Reluctantly, I accepted the fact that my trip to Colorado had been for naught, and in that moment, I accepted responsibility for stumbling over my own faulty assumptions.

Thus, the caution here is personal. This is not a story about bureaucrats’ slavish regard for outdated regulations or their cover-your-ass decisions. No, the caution is the recognition that our lives are shaped by assumptions of which we are largely unaware. Some are minor. I was wrong to assume all inmates would delight in writing letters; wrong to assume I could drop in like a home teacher to chat with a federal prisoner. Other examples abound: young people assume multitasking is a benign and useful practice. Their elders assume water in plastic bottles comes from pristine mountain springs. Too many others assume the Earth’s oil deposits are bottomless.

Other assumptions are insidious.

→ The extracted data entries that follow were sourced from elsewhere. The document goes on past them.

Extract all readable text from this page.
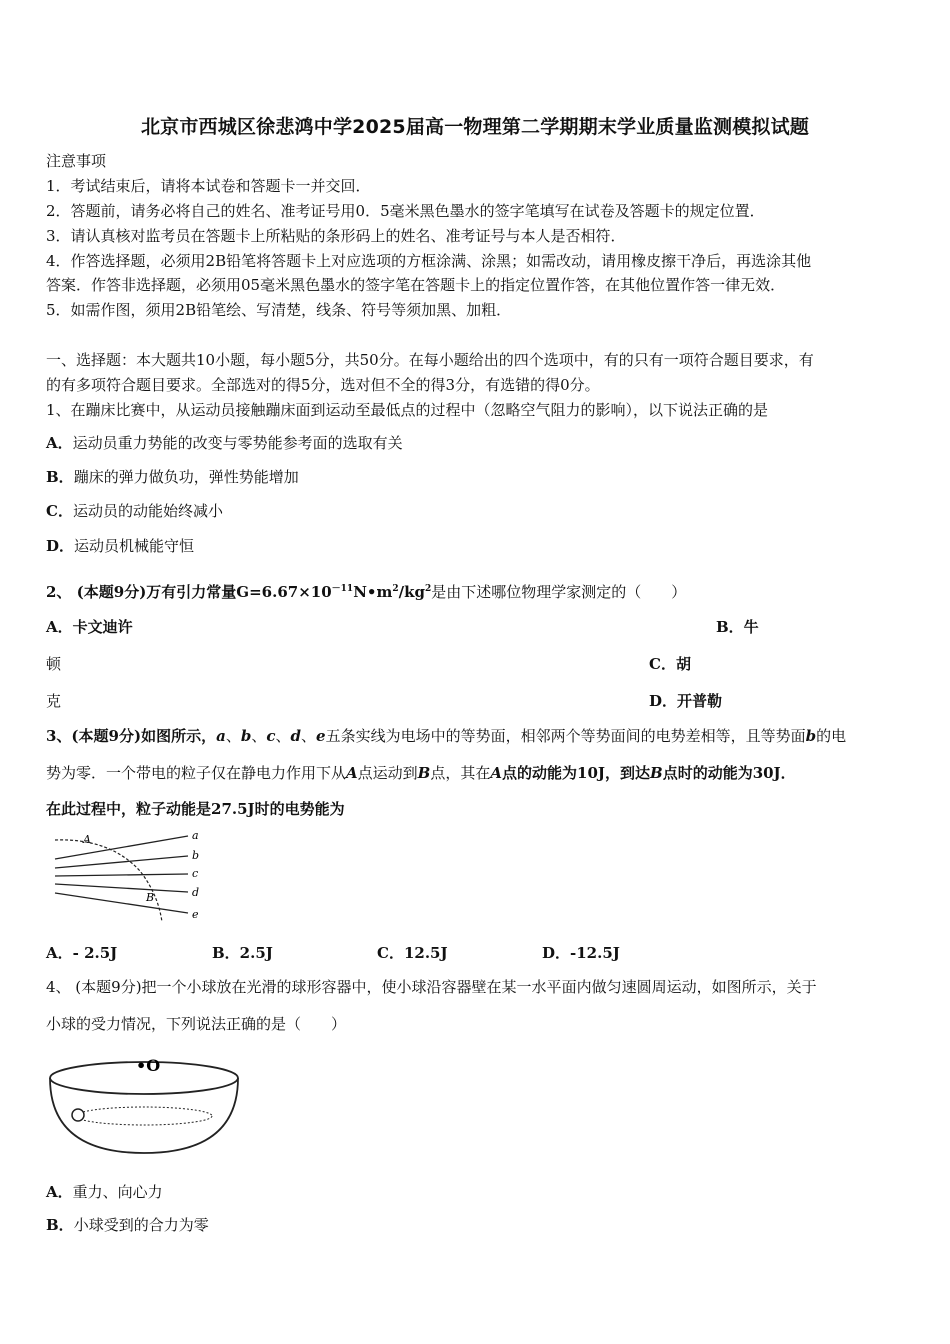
北京市西城区徐悲鸿中学2025届高一物理第二学期期末学业质量监测模拟试题
注意事项
1．考试结束后，请将本试卷和答题卡一并交回．
2．答题前，请务必将自己的姓名、准考证号用0．5毫米黑色墨水的签字笔填写在试卷及答题卡的规定位置．
3．请认真核对监考员在答题卡上所粘贴的条形码上的姓名、准考证号与本人是否相符．
4．作答选择题，必须用2B铅笔将答题卡上对应选项的方框涂满、涂黑；如需改动，请用橡皮擦干净后，再选涂其他
答案．作答非选择题，必须用05毫米黑色墨水的签字笔在答题卡上的指定位置作答，在其他位置作答一律无效．
5．如需作图，须用2B铅笔绘、写清楚，线条、符号等须加黑、加粗．
一、选择题：本大题共10小题，每小题5分，共50分。在每小题给出的四个选项中，有的只有一项符合题目要求，有
的有多项符合题目要求。全部选对的得5分，选对但不全的得3分，有选错的得0分。
1、在蹦床比赛中，从运动员接触蹦床面到运动至最低点的过程中（忽略空气阻力的影响），以下说法正确的是
A．运动员重力势能的改变与零势能参考面的选取有关
B．蹦床的弹力做负功，弹性势能增加
C．运动员的动能始终减小
D．运动员机械能守恒
2、 (本题9分)万有引力常量$G=6.67\times 10^{-11}N•m^2/kg^2$是由下述哪位物理学家测定的（　　）
A．卡文迪许	B．牛
顿	C．胡
克	D．开普勒
3、(本题9分)如图所示，a、b、c、d、e五条实线为电场中的等势面，相邻两个等势面间的电势差相等，且等势面b的电
势为零．一个带电的粒子仅在静电力作用下从A点运动到B点，其在A点的动能为10J，到达B点时的动能为30J．
在此过程中，粒子动能是27.5J时的电势能为
A
B
a
b
c
d
e
A．- 2.5J	B．2.5J	C．12.5J	D．-12.5J
4、 (本题9分)把一个小球放在光滑的球形容器中，使小球沿容器壁在某一水平面内做匀速圆周运动，如图所示，关于
小球的受力情况，下列说法正确的是（　　）
•O
A．重力、向心力
B．小球受到的合力为零
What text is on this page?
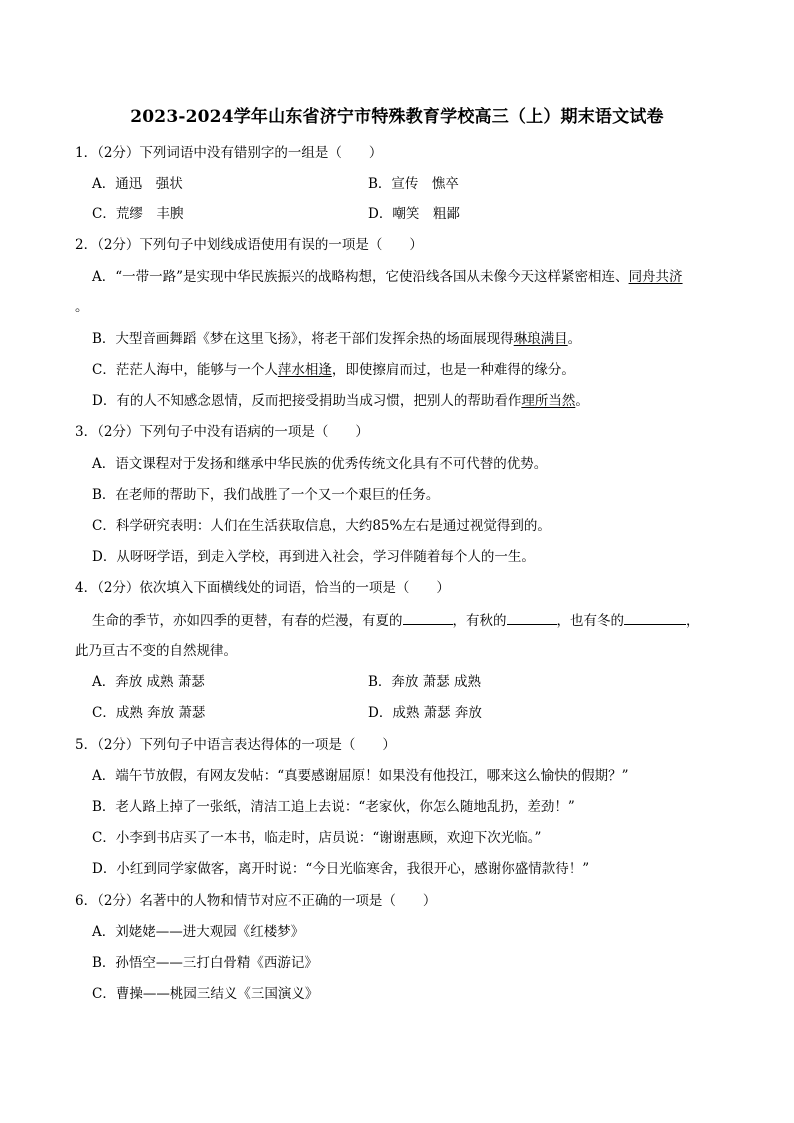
2023-2024学年山东省济宁市特殊教育学校高三（上）期末语文试卷
1．（2分）下列词语中没有错别字的一组是（　　）
A．通迅　强状	B．宣传　憔卒
C．荒缪　丰腴	D．嘲笑　粗鄙
2．（2分）下列句子中划线成语使用有误的一项是（　　）
A．“一带一路”是实现中华民族振兴的战略构想，它使沿线各国从未像今天这样紧密相连、同舟共济
。
B．大型音画舞蹈《梦在这里飞扬》，将老干部们发挥余热的场面展现得琳琅满目。
C．茫茫人海中，能够与一个人萍水相逢，即使擦肩而过，也是一种难得的缘分。
D．有的人不知感念恩情，反而把接受捐助当成习惯，把别人的帮助看作理所当然。
3．（2分）下列句子中没有语病的一项是（　　）
A．语文课程对于发扬和继承中华民族的优秀传统文化具有不可代替的优势。
B．在老师的帮助下，我们战胜了一个又一个艰巨的任务。
C．科学研究表明：人们在生活获取信息，大约85%左右是通过视觉得到的。
D．从呀呀学语，到走入学校，再到进入社会，学习伴随着每个人的一生。
4．（2分）依次填入下面横线处的词语，恰当的一项是（　　）
生命的季节，亦如四季的更替，有春的烂漫，有夏的	，有秋的	，也有冬的	，
此乃亘古不变的自然规律。
A．奔放 成熟 萧瑟	B．奔放 萧瑟 成熟
C．成熟 奔放 萧瑟	D．成熟 萧瑟 奔放
5．（2分）下列句子中语言表达得体的一项是（　　）
A．端午节放假，有网友发帖：“真要感谢屈原！如果没有他投江，哪来这么愉快的假期？”
B．老人路上掉了一张纸，清洁工追上去说：“老家伙，你怎么随地乱扔，差劲！”
C．小李到书店买了一本书，临走时，店员说：“谢谢惠顾，欢迎下次光临。”
D．小红到同学家做客，离开时说：“今日光临寒舍，我很开心，感谢你盛情款待！”
6．（2分）名著中的人物和情节对应不正确的一项是（　　）
A．刘姥姥——进大观园《红楼梦》
B．孙悟空——三打白骨精《西游记》
C．曹操——桃园三结义《三国演义》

Take, for example, Utah’s assumption that growth is good and its impact can be mitigated by technology, master plans, xeriscape, God’s grace and solar panels built in China.

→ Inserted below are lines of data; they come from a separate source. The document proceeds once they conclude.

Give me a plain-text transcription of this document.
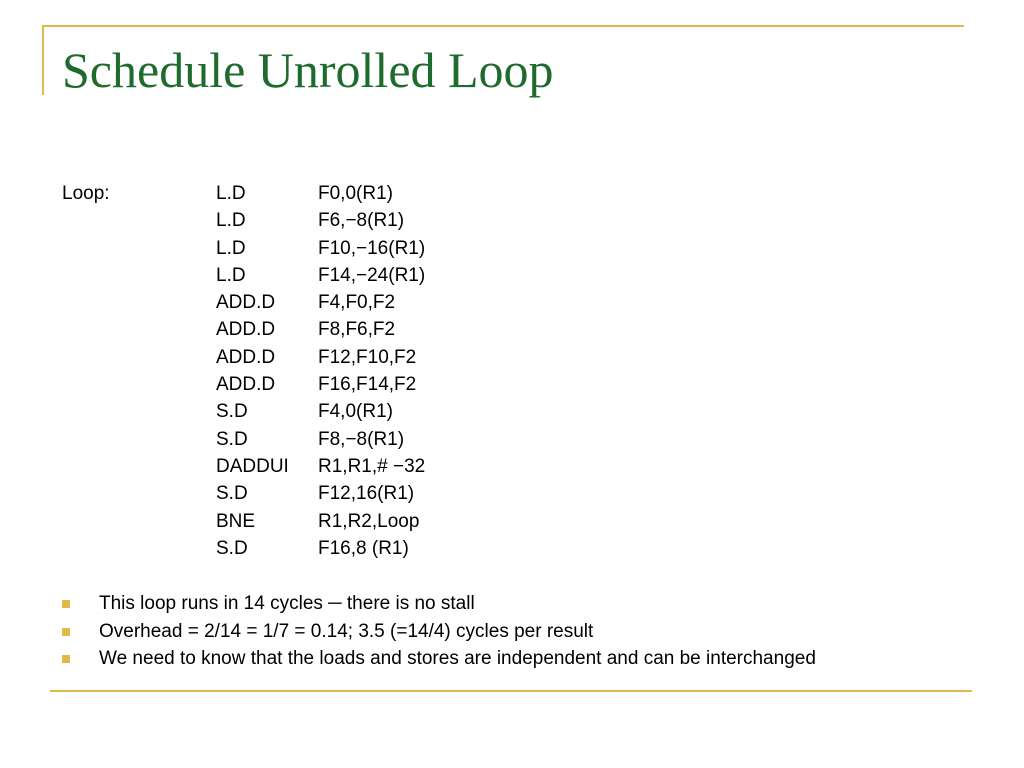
Schedule Unrolled Loop
Loop:	L.D	F0,0(R1)
L.D	F6,−8(R1)
L.D	F10,−16(R1)
L.D	F14,−24(R1)
ADD.D F4,F0,F2
ADD.D F8,F6,F2
ADD.D F12,F10,F2
ADD.D F16,F14,F2
S.D	F4,0(R1)
S.D	F8,−8(R1)
DADDUI R1,R1,# −32
S.D	F12,16(R1)
BNE	R1,R2,Loop
S.D	F16,8 (R1)
This loop runs in 14 cycles ─ there is no stall
Overhead = 2/14 = 1/7 = 0.14; 3.5 (=14/4) cycles per result
We need to know that the loads and stores are independent and can be interchanged
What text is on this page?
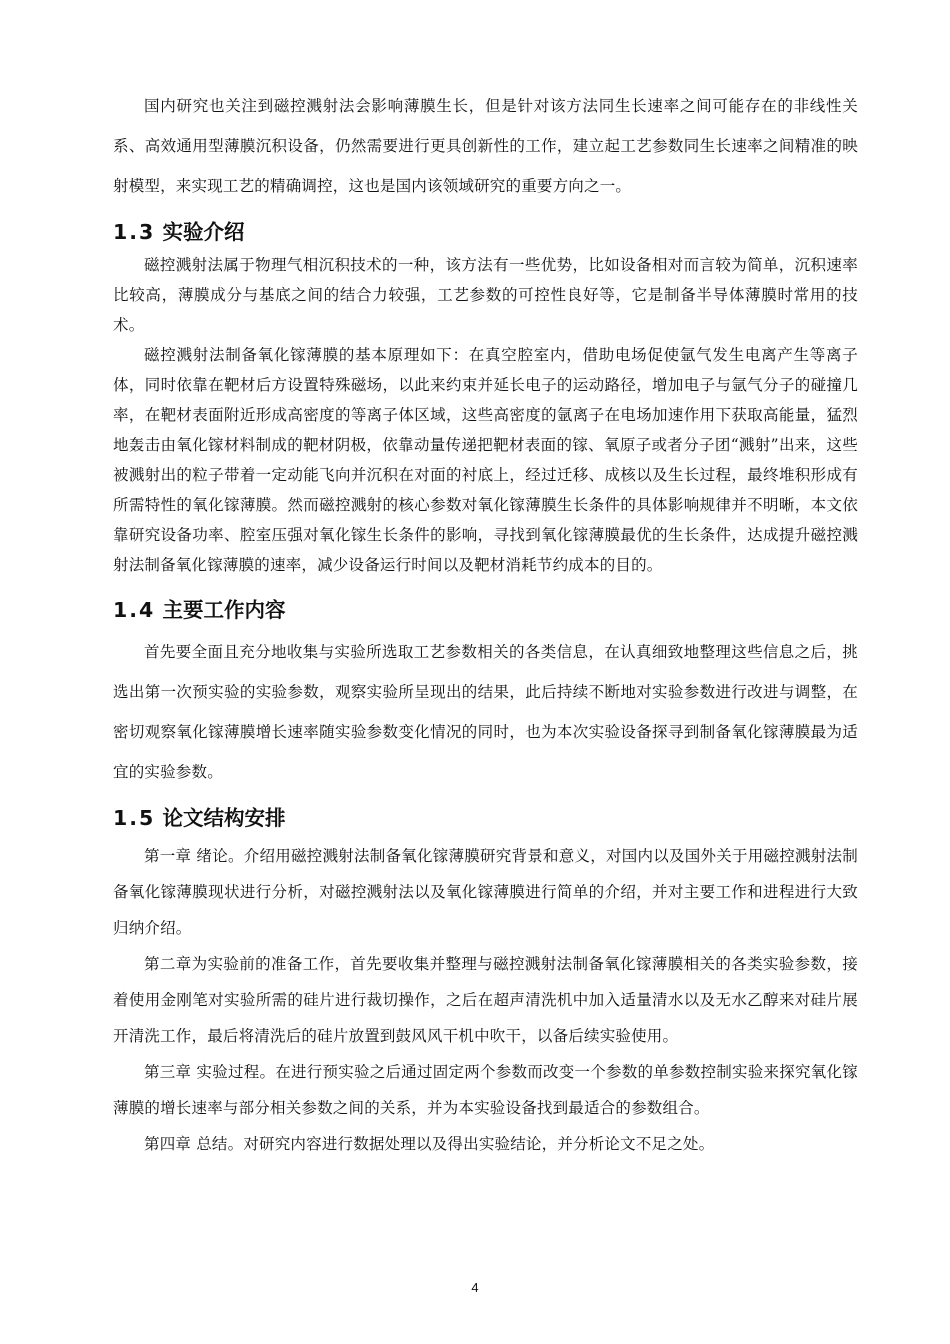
国内研究也关注到磁控溅射法会影响薄膜生长，但是针对该方法同生长速率之间可能存在的非线性关系、高效通用型薄膜沉积设备，仍然需要进行更具创新性的工作，建立起工艺参数同生长速率之间精准的映射模型，来实现工艺的精确调控，这也是国内该领域研究的重要方向之一。

1.3 实验介绍

磁控溅射法属于物理气相沉积技术的一种，该方法有一些优势，比如设备相对而言较为简单，沉积速率比较高，薄膜成分与基底之间的结合力较强，工艺参数的可控性良好等，它是制备半导体薄膜时常用的技术。

磁控溅射法制备氧化镓薄膜的基本原理如下：在真空腔室内，借助电场促使氩气发生电离产生等离子体，同时依靠在靶材后方设置特殊磁场，以此来约束并延长电子的运动路径，增加电子与氩气分子的碰撞几率，在靶材表面附近形成高密度的等离子体区域，这些高密度的氩离子在电场加速作用下获取高能量，猛烈地轰击由氧化镓材料制成的靶材阴极，依靠动量传递把靶材表面的镓、氧原子或者分子团“溅射”出来，这些被溅射出的粒子带着一定动能飞向并沉积在对面的衬底上，经过迁移、成核以及生长过程，最终堆积形成有所需特性的氧化镓薄膜。然而磁控溅射的核心参数对氧化镓薄膜生长条件的具体影响规律并不明晰，本文依靠研究设备功率、腔室压强对氧化镓生长条件的影响，寻找到氧化镓薄膜最优的生长条件，达成提升磁控溅射法制备氧化镓薄膜的速率，减少设备运行时间以及靶材消耗节约成本的目的。

1.4 主要工作内容

首先要全面且充分地收集与实验所选取工艺参数相关的各类信息，在认真细致地整理这些信息之后，挑选出第一次预实验的实验参数，观察实验所呈现出的结果，此后持续不断地对实验参数进行改进与调整，在密切观察氧化镓薄膜增长速率随实验参数变化情况的同时，也为本次实验设备探寻到制备氧化镓薄膜最为适宜的实验参数。

1.5 论文结构安排

第一章 绪论。介绍用磁控溅射法制备氧化镓薄膜研究背景和意义，对国内以及国外关于用磁控溅射法制备氧化镓薄膜现状进行分析，对磁控溅射法以及氧化镓薄膜进行简单的介绍，并对主要工作和进程进行大致归纳介绍。

第二章为实验前的准备工作，首先要收集并整理与磁控溅射法制备氧化镓薄膜相关的各类实验参数，接着使用金刚笔对实验所需的硅片进行裁切操作，之后在超声清洗机中加入适量清水以及无水乙醇来对硅片展开清洗工作，最后将清洗后的硅片放置到鼓风风干机中吹干，以备后续实验使用。

第三章 实验过程。在进行预实验之后通过固定两个参数而改变一个参数的单参数控制实验来探究氧化镓薄膜的增长速率与部分相关参数之间的关系，并为本实验设备找到最适合的参数组合。

第四章 总结。对研究内容进行数据处理以及得出实验结论，并分析论文不足之处。

4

It is a fatally flawed assumption—“the myth of endless growth”—avers my friend Tom Horton, a journalist who has spent 40 years writing about our increasingly degraded environment.

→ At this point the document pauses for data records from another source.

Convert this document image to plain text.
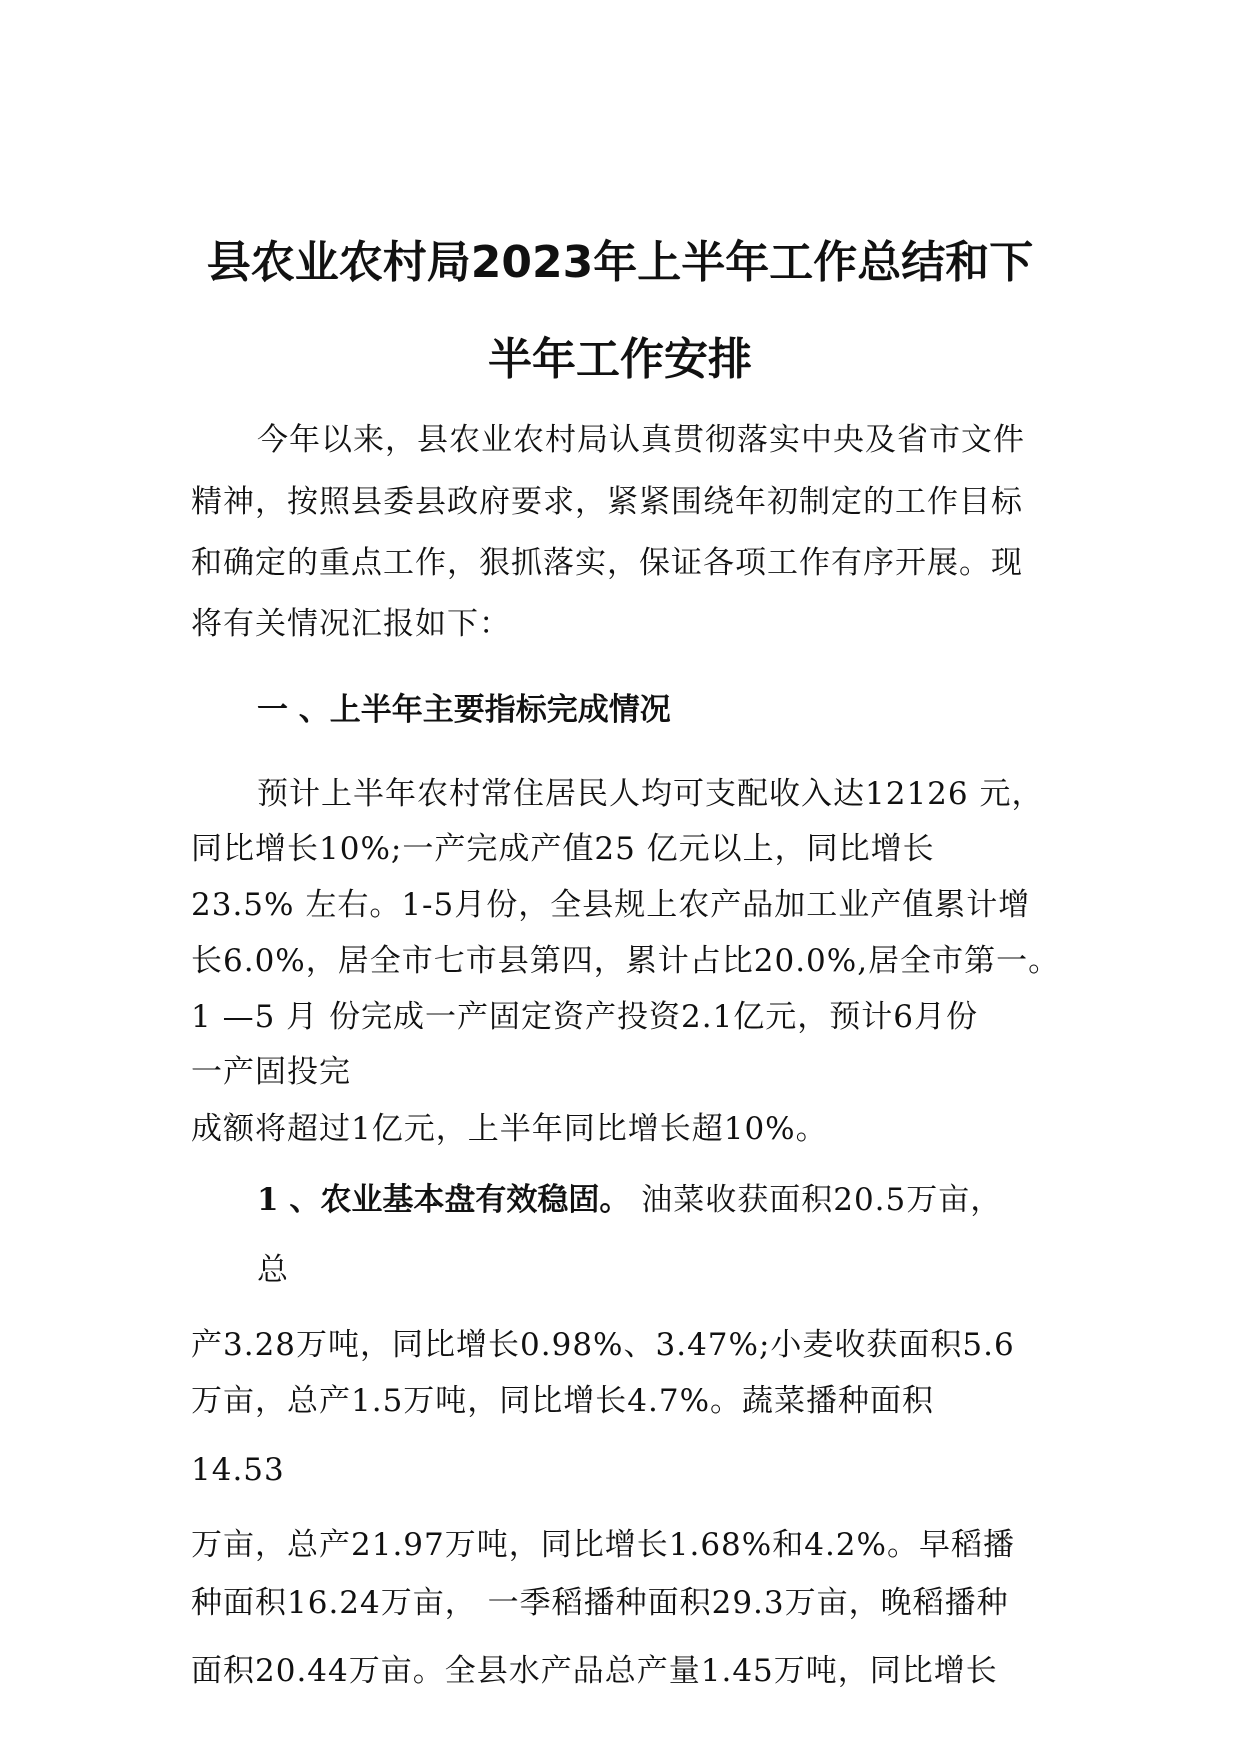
县农业农村局2023年上半年工作总结和下
半年工作安排

今年以来，县农业农村局认真贯彻落实中央及省市文件

精神，按照县委县政府要求，紧紧围绕年初制定的工作目标

和确定的重点工作，狠抓落实，保证各项工作有序开展。现

将有关情况汇报如下：

一 、上半年主要指标完成情况

预计上半年农村常住居民人均可支配收入达12126 元，

同比增长10%;一产完成产值25 亿元以上，同比增长

23.5% 左右。1-5月份，全县规上农产品加工业产值累计增

长6.0%，居全市七市县第四，累计占比20.0%,居全市第一。

1 —5 月 份完成一产固定资产投资2.1亿元，预计6月份

一产固投完

成额将超过1亿元，上半年同比增长超10%。

1 、农业基本盘有效稳固。 油菜收获面积20.5万亩，

总

产3.28万吨，同比增长0.98%、3.47%;小麦收获面积5.6

万亩，总产1.5万吨，同比增长4.7%。蔬菜播种面积

14.53

万亩，总产21.97万吨，同比增长1.68%和4.2%。早稻播

种面积16.24万亩， 一季稻播种面积29.3万亩，晚稻播种

面积20.44万亩。全县水产品总产量1.45万吨，同比增长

You need only look to Utah County to find flawed assumption working like a hidden gyroscope. The state’s second-largest county has a population of 531,000, up 44 percent in the last eight years. The average commuter drives 40 minutes a day, which contributes to a ranking among the worst places in the United States in four categories of air pollution. Each resident uses about 230 gallons of water a day, three times more than the average American, mostly on his or her lawn and garden. By 2050, the population in the Provo-Orem area will swell to 1.1 million. If current trends hold, only 25 percent will live in multi-unit housing. At the same time, climate change—regardless of the cause—will be manifest in drier summers, warmer winters and reduced snow melt—in other words, less water in our reservoirs, less water to flush our toilets, less water for luxuriant lawns.

Illimitable growth is a siren song in this, the second-driest state in the nation. Nevertheless, ranchers in the arid reaches of Snake Valley have turned a deaf ear to honeyed assurances that billions of gallons of water can be pumped out of an underlying aquifer without consequence. But Las Vegas desperately needs the water. Without it, the allure of endless growth will fade in the desert sun until only the desiccated husk of assumption is left behind.

When I was in the Army, I overheard a sergeant dress down a subordinate who had used “I assumed” to explain away a mistake. The sergeant loudly divided “assume” into its component parts—“ass” and “u” and “me.” “When you assume,” he barked, “you make an ass of you and me!” My trip to the federal prison was a dumbass move. Had I challenged my assumptions, I would have saved a few hundred bucks, a day’s drive and a bout of frustration. Taken in context, however, it was trifling chump change in comparison to the staggering cost of the growth-is-good assumption in Utah (where water is scarce and air pollutants are not). Today’s dumbass decisions bode ill for our children’s quality of life, if not for our own. We need to bring our thinking in line with population growth, and build mass transit, not freeways; energy efficient houses, not McMansions; cities, not suburbs. When it comes to water, Las Vegas is cautionary tale in its own right. There, homeowners are being paid to get rid of their lawns.